Ik wil dat wij als gezin dezelfde achternaam hebben. Om de eenheid te benadrukken. Ik zou absoluut niet een andere achternaam dan mijn kinderen willen hebben.” Daar tegenover

staan mensen die hun naam primair opvatten als een identiteitskenmerk; “Saamhorigheid?

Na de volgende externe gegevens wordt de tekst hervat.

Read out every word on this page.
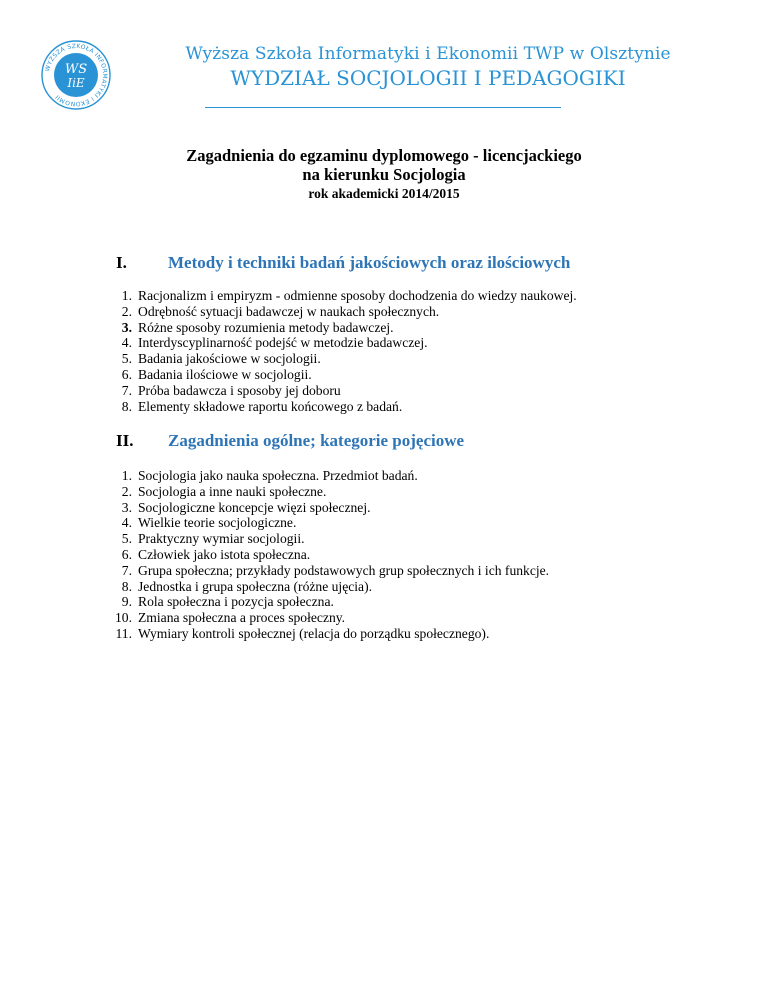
WYŻSZA SZKOŁA INFORMATYKI I EKONOMII
WS
IiE
Wyższa Szkoła Informatyki i Ekonomii TWP w Olsztynie
WYDZIAŁ SOCJOLOGII I PEDAGOGIKI
Zagadnienia do egzaminu dyplomowego - licencjackiego
na kierunku Socjologia
rok akademicki 2014/2015
I. Metody i techniki badań jakościowych oraz ilościowych
1. Racjonalizm i empiryzm - odmienne sposoby dochodzenia do wiedzy naukowej.
2. Odrębność sytuacji badawczej w naukach społecznych.
3. Różne sposoby rozumienia metody badawczej.
4. Interdyscyplinarność podejść w metodzie badawczej.
5. Badania jakościowe w socjologii.
6. Badania ilościowe w socjologii.
7. Próba badawcza i sposoby jej doboru
8. Elementy składowe raportu końcowego z badań.
II. Zagadnienia ogólne; kategorie pojęciowe
1. Socjologia jako nauka społeczna. Przedmiot badań.
2. Socjologia a inne nauki społeczne.
3. Socjologiczne koncepcje więzi społecznej.
4. Wielkie teorie socjologiczne.
5. Praktyczny wymiar socjologii.
6. Człowiek jako istota społeczna.
7. Grupa społeczna; przykłady podstawowych grup społecznych i ich funkcje.
8. Jednostka i grupa społeczna (różne ujęcia).
9. Rola społeczna i pozycja społeczna.
10. Zmiana społeczna a proces społeczny.
11. Wymiary kontroli społecznej (relacja do porządku społecznego).
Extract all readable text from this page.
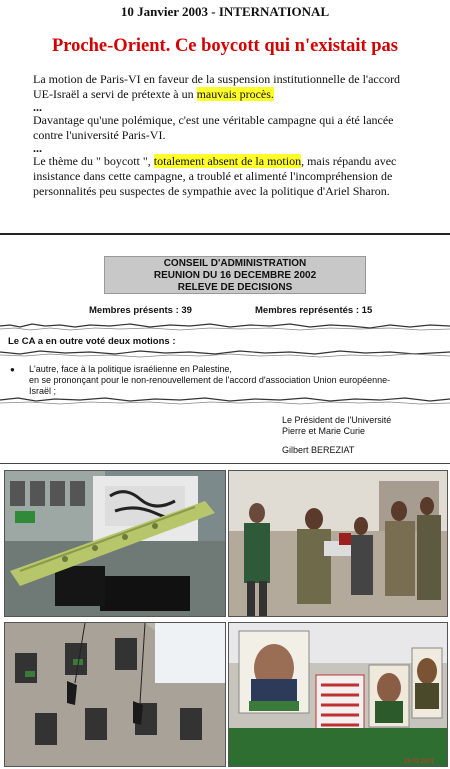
10 Janvier 2003 - INTERNATIONAL
Proche-Orient. Ce boycott qui n'existait pas

La motion de Paris-VI en faveur de la suspension institutionnelle de l'accord UE-Israël a servi de prétexte à un mauvais procès.

...

Davantage qu'une polémique, c'est une véritable campagne qui a été lancée contre l'université Paris-VI.

...

Le thème du " boycott ", totalement absent de la motion, mais répandu avec insistance dans cette campagne, a troublé et alimenté l'incompréhension de personnalités peu suspectes de sympathie avec la politique d'Ariel Sharon.

CONSEIL D'ADMINISTRATION
REUNION DU 16 DECEMBRE 2002
RELEVE DE DECISIONS
Membres présents : 39	Membres représentés : 15
Le CA a en outre voté deux motions :
● L'autre, face à la politique israélienne en Palestine,
en se prononçant pour le non-renouvellement de l'accord d'association Union européenne-
Israël ;
Le Président de l'Université
Pierre et Marie Curie
Gilbert BEREZIAT
28 02 2001
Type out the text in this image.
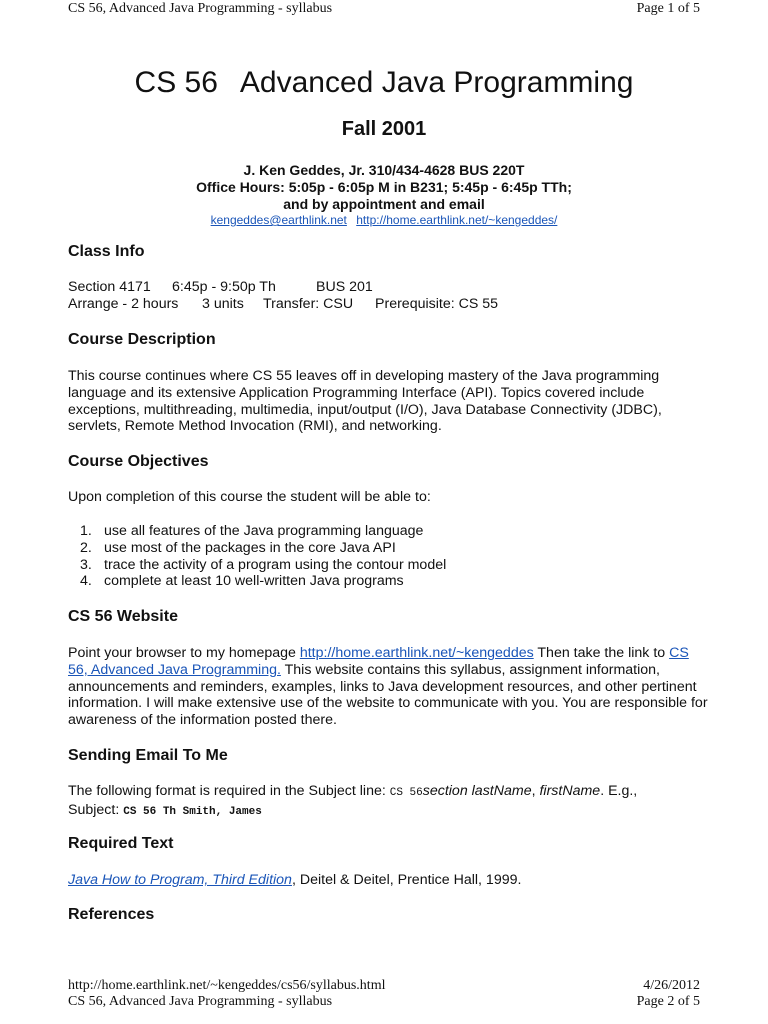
CS 56, Advanced Java Programming - syllabus	Page 1 of 5
CS 56 Advanced Java Programming
Fall 2001
J. Ken Geddes, Jr. 310/434-4628 BUS 220T
Office Hours: 5:05p - 6:05p M in B231; 5:45p - 6:45p TTh;
and by appointment and email
kengeddes@earthlink.net http://home.earthlink.net/~kengeddes/
Class Info
Section 4171 6:45p - 9:50p Th	BUS 201
Arrange - 2 hours 3 units Transfer: CSU Prerequisite: CS 55
Course Description

This course continues where CS 55 leaves off in developing mastery of the Java programming language and its extensive Application Programming Interface (API). Topics covered include exceptions, multithreading, multimedia, input/output (I/O), Java Database Connectivity (JDBC), servlets, Remote Method Invocation (RMI), and networking.

Course Objectives

Upon completion of this course the student will be able to:

1. use all features of the Java programming language
2. use most of the packages in the core Java API
3. trace the activity of a program using the contour model
4. complete at least 10 well-written Java programs
CS 56 Website

Point your browser to my homepage http://home.earthlink.net/~kengeddes Then take the link to CS 56, Advanced Java Programming. This website contains this syllabus, assignment information, announcements and reminders, examples, links to Java development resources, and other pertinent information. I will make extensive use of the website to communicate with you. You are responsible for awareness of the information posted there.

Sending Email To Me

The following format is required in the Subject line: CS 56section lastName, firstName. E.g.,
Subject: CS 56 Th Smith, James

Required Text

Java How to Program, Third Edition, Deitel & Deitel, Prentice Hall, 1999.

References
http://home.earthlink.net/~kengeddes/cs56/syllabus.html	4/26/2012
CS 56, Advanced Java Programming - syllabus	Page 2 of 5
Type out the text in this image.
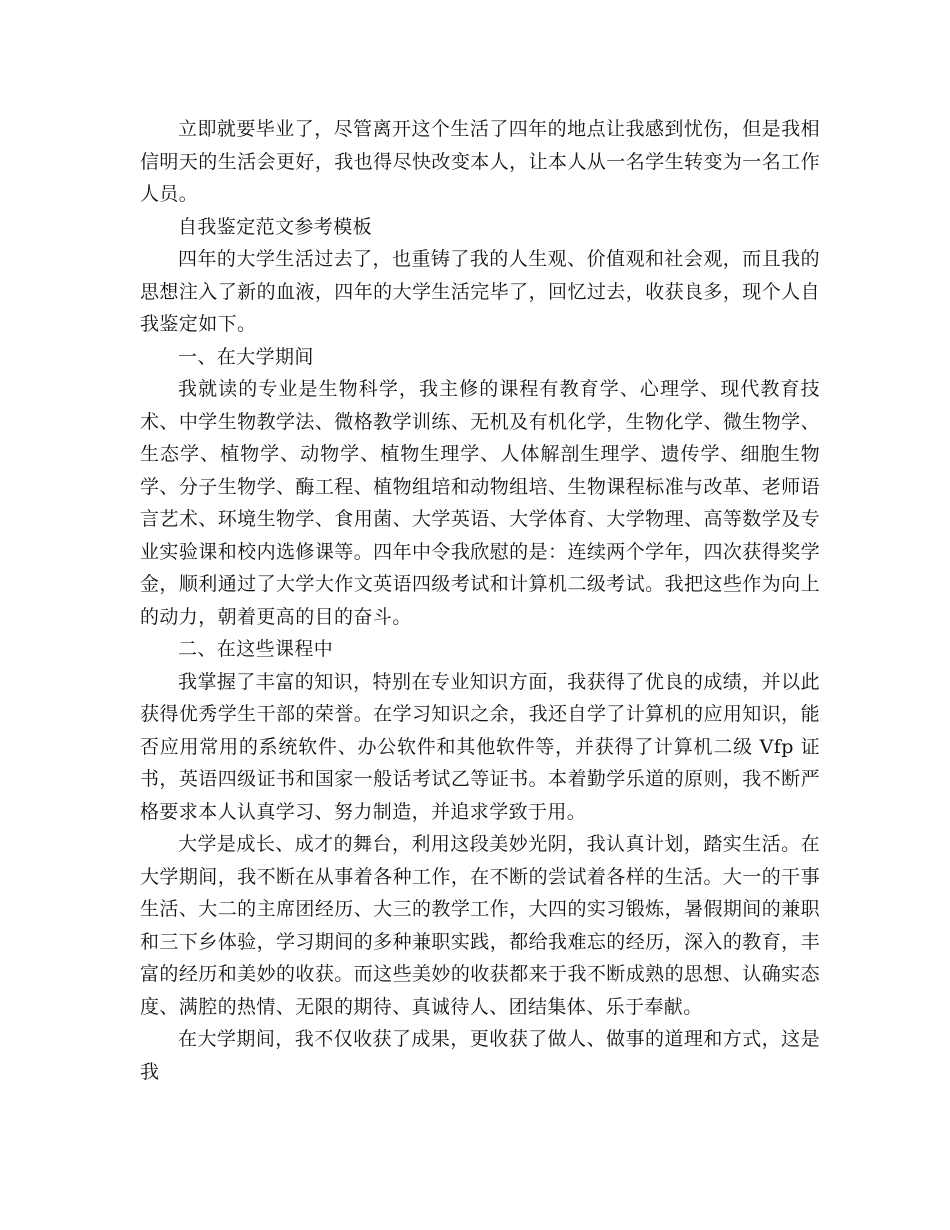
立即就要毕业了，尽管离开这个生活了四年的地点让我感到忧伤，但是我相信明天的生活会更好，我也得尽快改变本人，让本人从一名学生转变为一名工作人员。

自我鉴定范文参考模板

四年的大学生活过去了，也重铸了我的人生观、价值观和社会观，而且我的思想注入了新的血液，四年的大学生活完毕了，回忆过去，收获良多，现个人自我鉴定如下。

一、在大学期间

我就读的专业是生物科学，我主修的课程有教育学、心理学、现代教育技术、中学生物教学法、微格教学训练、无机及有机化学，生物化学、微生物学、生态学、植物学、动物学、植物生理学、人体解剖生理学、遗传学、细胞生物学、分子生物学、酶工程、植物组培和动物组培、生物课程标准与改革、老师语言艺术、环境生物学、食用菌、大学英语、大学体育、大学物理、高等数学及专业实验课和校内选修课等。四年中令我欣慰的是：连续两个学年，四次获得奖学金，顺利通过了大学大作文英语四级考试和计算机二级考试。我把这些作为向上的动力，朝着更高的目的奋斗。

二、在这些课程中

我掌握了丰富的知识，特别在专业知识方面，我获得了优良的成绩，并以此获得优秀学生干部的荣誉。在学习知识之余，我还自学了计算机的应用知识，能否应用常用的系统软件、办公软件和其他软件等，并获得了计算机二级 Vfp 证书，英语四级证书和国家一般话考试乙等证书。本着勤学乐道的原则，我不断严格要求本人认真学习、努力制造，并追求学致于用。

大学是成长、成才的舞台，利用这段美妙光阴，我认真计划，踏实生活。在大学期间，我不断在从事着各种工作，在不断的尝试着各样的生活。大一的干事生活、大二的主席团经历、大三的教学工作，大四的实习锻炼，暑假期间的兼职和三下乡体验，学习期间的多种兼职实践，都给我难忘的经历，深入的教育，丰富的经历和美妙的收获。而这些美妙的收获都来于我不断成熟的思想、认确实态度、满腔的热情、无限的期待、真诚待人、团结集体、乐于奉献。

在大学期间，我不仅收获了成果，更收获了做人、做事的道理和方式，这是我
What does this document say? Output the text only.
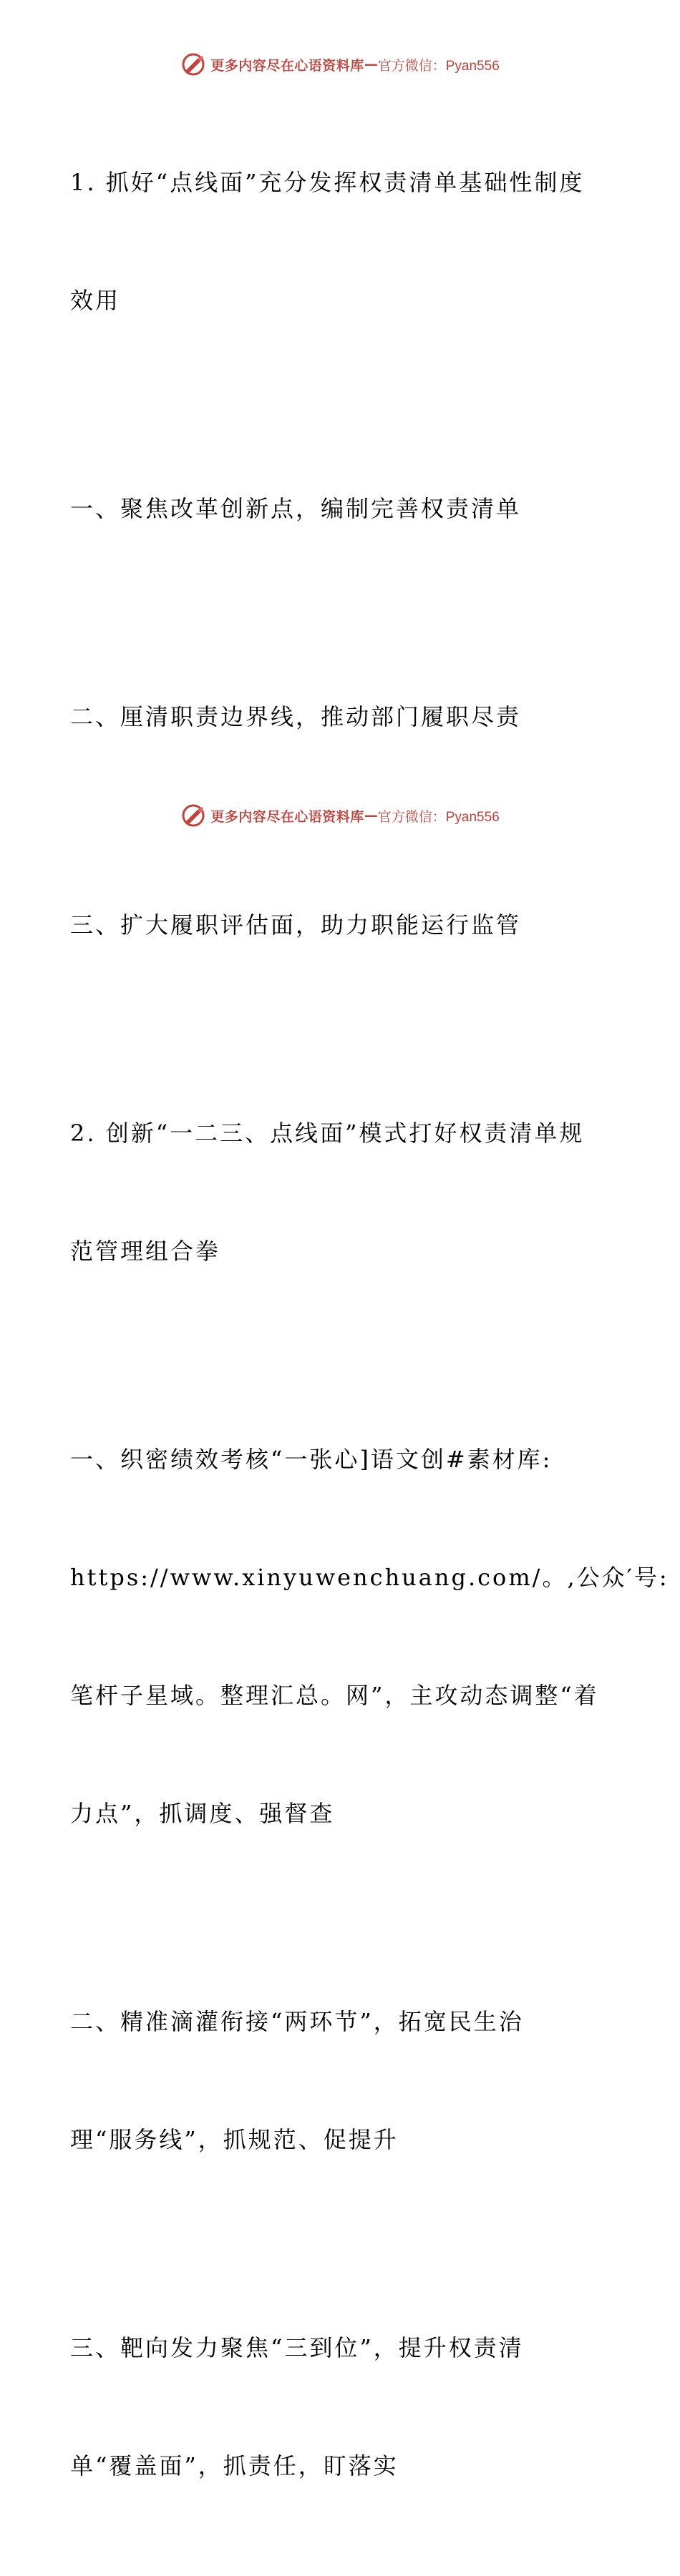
更多内容尽在心语资料库 — 官方微信：Pyan556

1. 抓好“点线面”充分发挥权责清单基础性制度

效用

一、聚焦改革创新点，编制完善权责清单

二、厘清职责边界线，推动部门履职尽责

三、扩大履职评估面，助力职能运行监管

2. 创新“一二三、点线面”模式打好权责清单规

范管理组合拳

一、织密绩效考核“一张心]语文创#素材库:

https://www.xinyuwenchuang.com/。,公众′号:

笔杆子星域。整理汇总。网”，主攻动态调整“着

力点”，抓调度、强督查

二、精准滴灌衔接“两环节”，拓宽民生治

理“服务线”，抓规范、促提升

三、靶向发力聚焦“三到位”，提升权责清

单“覆盖面”，抓责任，盯落实

更多内容尽在心语资料库 — 官方微信：Pyan556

Ik heb mijn familienaam, onze kinderen die van mijn man (…) Hoezo saamhorig? Laten we er met z’n allen gewoon aan wennen dat je aan de achternaam niet kunt zien of je tot hetzelfde gezin behoort.”3

Bij de brievenschrijfsters kwam saamhorigheid als argument in verschillende bewoordingen terug. Rechtstreeks – ‘eenheid van het gezin’ en ‘binding met de familie’ – of indirect via het argument dat men wil voorkomen dat de ‘geslachtsnaam uitsterft’. Tenslotte speelt die saamhorigheidsfunctie naar onze mening ook stilzwijgend bij de argumentatie inzake naamkeuze waarbij door schrijfsters verwezen wordt naar de bij echtscheiding veelvoorkomende situatie dat moeder en kinderen gezamenlijk (nog een tijd) met

verschillende namen door het leven gaan; een situatie die door velen als onwenselijk wordt beleefd.4

‘Identiteit’ aldus gebruikt, betreft de subjectieve beleving. Daarnaast kan men de term uiteraard ook hanteren in de zin dat een naam een objectief kenmerk is ter identificatie van een persoon door anderen, i.c. de overheid. Slechts één schrijfster wees uitdrukkelijk op de administratieve functie van de achternaam. “Het is een

arbitraire en administratieve keus en volgens mij is het maar verwarrend om daar begrippen als ‘eerlijk’ bij te slepen.” De consequentie van dit standpunt is: de wet is

overbodig waar het gaat om de emotionele functie van de naam. Die invalshoek is daarom interessant omdat daarmee de vraag rijst waar de grens van overheids-bemoeienis met de naam ligt. Daarop komen we in hoofdstuk 5 nog terug. De voorkeur voor de ene dan wel de andere betekenis van de achternaam hing samen, zo bleek toen, met de manier waarop mensen hun relatie beleefden. Mensen met wat toen door ons werd aangeduid als een ‘traditionele’ relatieopvatting, benadrukten de saamhorigheidsfunctie van de naam terwijl ondervraagden met een ‘moderne’ instelling de individualistische functie van de achternaam beklemtoonden. Vanuit die ‘grondhouding’ konden ook de voorkeuren van de ondervraagden voor een naamstelsel worden begrepen. Traditioneel denkenden gaven de voorkeur aan een stelsel waarbij het gezin naar buiten treedt onder één naam en wel die van de

3 Dat die naam doorgaans die van vader is (zoals door vrouwen natuurlijk ook wordt opgemerkt) doet er niet toe; eenmaal die naam bij de geboorte gekregen, is het een identiteitskenmerk en blijft men dezelfde naam hanteren

4 Dat argument speelde zowel bij schrijfsters die stelling 1 verwierpen (en dus voor de naam van moeder pleitten) met een beroep op deze veel voorkomende situatie, als ook bij de vele voorstanders van stelling 2 (waarbij ook weer vaak de naam van moeder als de meest voor de hand liggende werd beschouwd).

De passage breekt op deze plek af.